Apesar dos aspectos positivos que algumas políticas sociais acarretam, Farinha Rodrigues alerta para a necessidade de todas estas políticas estarem devidamente enquadradas e integradas num contexto social mais abrangente. “São necessárias medidas completas, que permitam ir além do subsídio e que desenvolvam programas de inserção das pessoas na vida activa”, defende. O estudo que o investigador realizou sobre o Rendimento Social de Inserção demonstrou que, em 2004, apenas 20 por cento dos beneficiários do programa estavam incluídos socialmente, “uma das grandes fragilidades da medida”. Recentemente, o Ministro do Trabalho e da Solidariedade Social, Vieira da Silva, na conferência da Presidência da República “Compromisso Cívico para a Inclusão”, realizada em Santarém, em Abril passado, estabeleceu como meta do Rendimento Social de Inserção a integração de 80 por cento dos beneficiários até 2008. “Se esta meta for cumprida, pode dar-se um salto muito importante na melhoria das condições de vida dos mais desfavorecidos”, acredita Farinha Rodrigues.

Para o investigador o combate à pobreza e exclusão social não é tarefa exclusiva da tutela, mas depende muito do empenho da sociedade civil. “O combate à pobreza exige de facto medidas definidas a nível central, mas exige também uma participação muito grande das várias organizações da sociedade civil, que a nível local participam nestes planos de inserção”, defende Farinha Rodrigues.
Numa altura de discussão das grandes prioridades e estratégias do documento de enquadramento da programação dos fundos estruturais da União Europeia para Portugal, o Quadro de Referência Estratégico Nacional (QREN), para o período entre 2007 e 2013 e que prevê a transferência de 21,5 mil milhões de euros de fundos comunitários, o investigador alerta para a necessidade de tentar “colmatar” as desigualdades que têm vindo a ser acentuadas desde a entrada de Portugal na UE. “Temos salários claramente abaixo da média europeia, mas se formos a um quadro superior de uma grande empresa portuguesa, os salários já estão nivelados pelo nível da média comunitária”, diz Carlos Farinha e conclui que houve “de facto um aprofundar do fosso entre os mais ricos e os mais pobres”.

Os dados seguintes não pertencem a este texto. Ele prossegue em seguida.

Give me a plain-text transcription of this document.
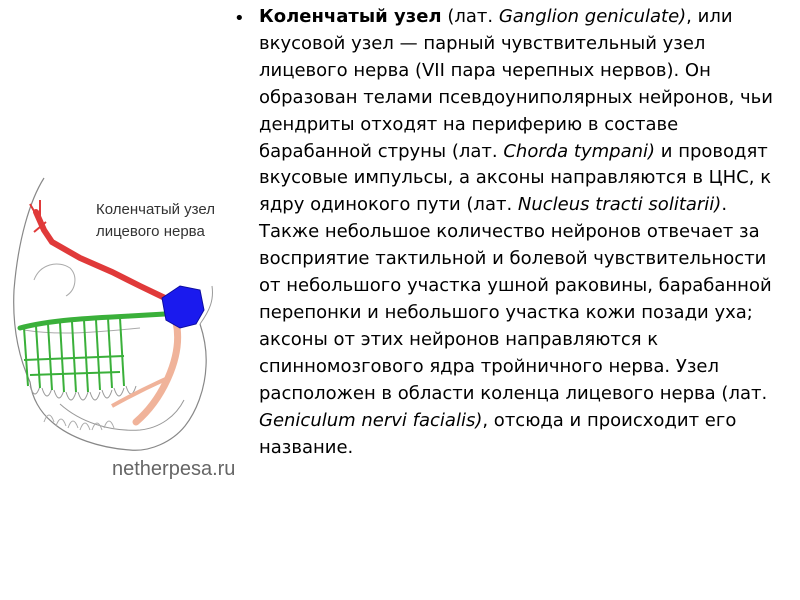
Коленчатый узел
лицевого нерва
netherpesa.ru
• Коленчатый узел (лат. Ganglion geniculate), или вкусовой узел — парный чувствительный узел лицевого нерва (VII пара черепных нервов). Он образован телами псевдоуниполярных нейронов, чьи дендриты отходят на периферию в составе барабанной струны (лат. Chorda tympani) и проводят вкусовые импульсы, а аксоны направляются в ЦНС, к ядру одинокого пути (лат. Nucleus tracti solitarii). Также небольшое количество нейронов отвечает за восприятие тактильной и болевой чувствительности от небольшого участка ушной раковины, барабанной перепонки и небольшого участка кожи позади уха; аксоны от этих нейронов направляются к спинномозгового ядра тройничного нерва. Узел расположен в области коленца лицевого нерва (лат. Geniculum nervi facialis), отсюда и происходит его название.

“Não estamos condenados a ser pobres”

A difícil situação económica do país, o aumento compulsivo do endividamento das famílias e o aumento do desemprego são agravantes ao sistema social português. Embora não existam ainda dados concretos, segundo Farinha Rodrigues, “todos os dados indiciam que no período de 2001 a 2004 houve um retrocesso das condições de vida em Portugal”. “Esse retrocesso é tanto mais grave, pois parece apontar que são precisamente os indivíduos mais pobres que viram reduzido de forma significativa o seu rendimento” acrescenta o professor. O desemprego é outro dos factores responsáveis, segundo Carlos Farinha, pelo agravamento das situações de exclusão e desigualdade. “A situação de desemprego traduz-se inevitavelmente no aumento dos níveis de exclusão social, no afastamento das famílias do mercado de trabalho e na sua consequente vulnerabilidade”, explica o docente do ISEG. Para este especialista em economia a resolução destes problemas não passa exclusivamente pelo livre arbítrio do mercado. “Precisamos de ter o mercado a funcionar para resolver o problema da exclusão social, mas isso não é suficiente, deve ser acompanhado de políticas sociais que promovam a inclusão”.

O investigador diz acreditar na “intenção clara deste Governo em ter uma política social activa”, o que classifica de “muito positivo”, uma vez que, segundo ele, a “política social tem sido sempre um parente pobre das outras políticas”. Para Farinha Rodrigues é preciso pôr na agenda política e mediática estas questões da exclusão e da pobreza. O professor vai mais longe ao afirmar que ao lado das metas comunitárias relativas ao défice orçamental e à taxa de inflação, “seria capaz de se justificar que houvesse também uma meta a cumprir sobre a desigualdade e a pobreza”.

Apesar da conjuntura económica nacional, Carlos Farinha Rodrigues acredita que “não estamos condenados a ser pobres”. “Houve outros países que estavam numa situação semelhante à nossa e conseguiram dar a volta”, diz. Para este economista serão as políticas sociais as grandes responsáveis da alteração deste quadro e diz estar “optimista” quanto aos resultados positivos das mesmas.